"Kan sekarang belum ada yang divonis, yang sempat menghebohkan, ada yang karena perbuatannya bisa dikenai ancaman hukuman mati, kan sekarang juga kasusnya malah seperti mati suri, tidak ada proses," ujarnya.
Prof Mu'ti juga mengatakan bahwa persoalan yang terjadi di KPK harus dipahami bahwa kepentingannya adalah membela institusi KPK, bukan membela orang perorangan karena itu terlalu subjektif. Ia menegaskan, kepentingannya adalah membela institusi, hubungannya dengan bagaimana agar KPK ini lebih berdaya.
"Dan (bagaimana agar) KPK sebagai satu-satunya lembaga yang sekarang masih dipercaya masyarakat dalam pemberantasan korupsi itu masih bisa lebih kuat lagi, ini harus kita lihat sebagai bagian kenapa kemudian persoalan ini menjadi begitu ramai," ujarnya.
Menurutnya, persoalan di KPK sekarang ini kelanjutan dari kontroversi sejak revisi UU KPK kemudian ada peraturan pemerintah.
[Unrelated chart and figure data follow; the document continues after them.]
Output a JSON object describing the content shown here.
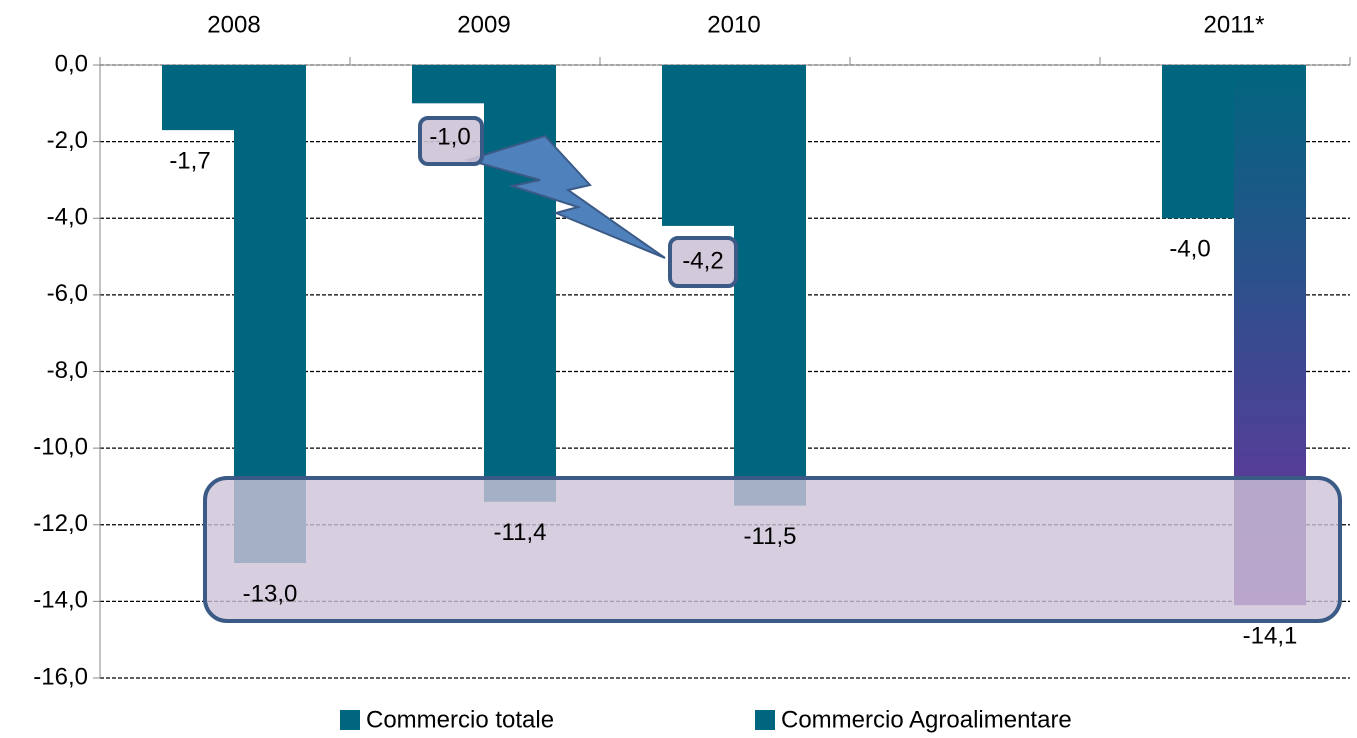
{
  "chart_data": {
    "type": "bar",
    "categories": [
      "2008",
      "2009",
      "2010",
      null,
      "2011*"
    ],
    "series": [
      {
        "name": "Commercio totale",
        "color": "#00667f",
        "values": [
          -1.7,
          -1.0,
          -4.2,
          null,
          -4.0
        ],
        "value_labels": [
          "-1,7",
          "-1,0",
          "-4,2",
          null,
          "-4,0"
        ]
      },
      {
        "name": "Commercio Agroalimentare",
        "color": "#00667f",
        "values": [
          -13.0,
          -11.4,
          -11.5,
          null,
          -14.1
        ],
        "value_labels": [
          "-13,0",
          "-11,4",
          "-11,5",
          null,
          "-14,1"
        ]
      }
    ],
    "ylim": [
      -16,
      0
    ],
    "yticks": [
      {
        "value": 0,
        "label": "0,0"
      },
      {
        "value": -2,
        "label": "-2,0"
      },
      {
        "value": -4,
        "label": "-4,0"
      },
      {
        "value": -6,
        "label": "-6,0"
      },
      {
        "value": -8,
        "label": "-8,0"
      },
      {
        "value": -10,
        "label": "-10,0"
      },
      {
        "value": -12,
        "label": "-12,0"
      },
      {
        "value": -14,
        "label": "-14,0"
      },
      {
        "value": -16,
        "label": "-16,0"
      }
    ],
    "grid": true,
    "legend": "bottom"
  }
}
Ia mengatakan, memang sejak awal publik sangat keberatan ketika perubahan UU KPK mengharuskan mereka yang bekerja di KPK sebagai aparatur sipil negara (ASN). Menurutnya itu akan berdampak terhadap independensi dan keleluasaan mereka untuk bergerak.
"Apalagi jika kita lihat memang banyak hal yang berkaitan dengan pengungkapan kasus itu harus melalui proses administrasi yang itu terlalu birokratis dalam pandangan saya, bagaimana memberantas korupsi harus izin dan harus ada persetujuan dari pihak-pihak tertentu, ini akhirnya memang menjadi persoalan," jelasnya.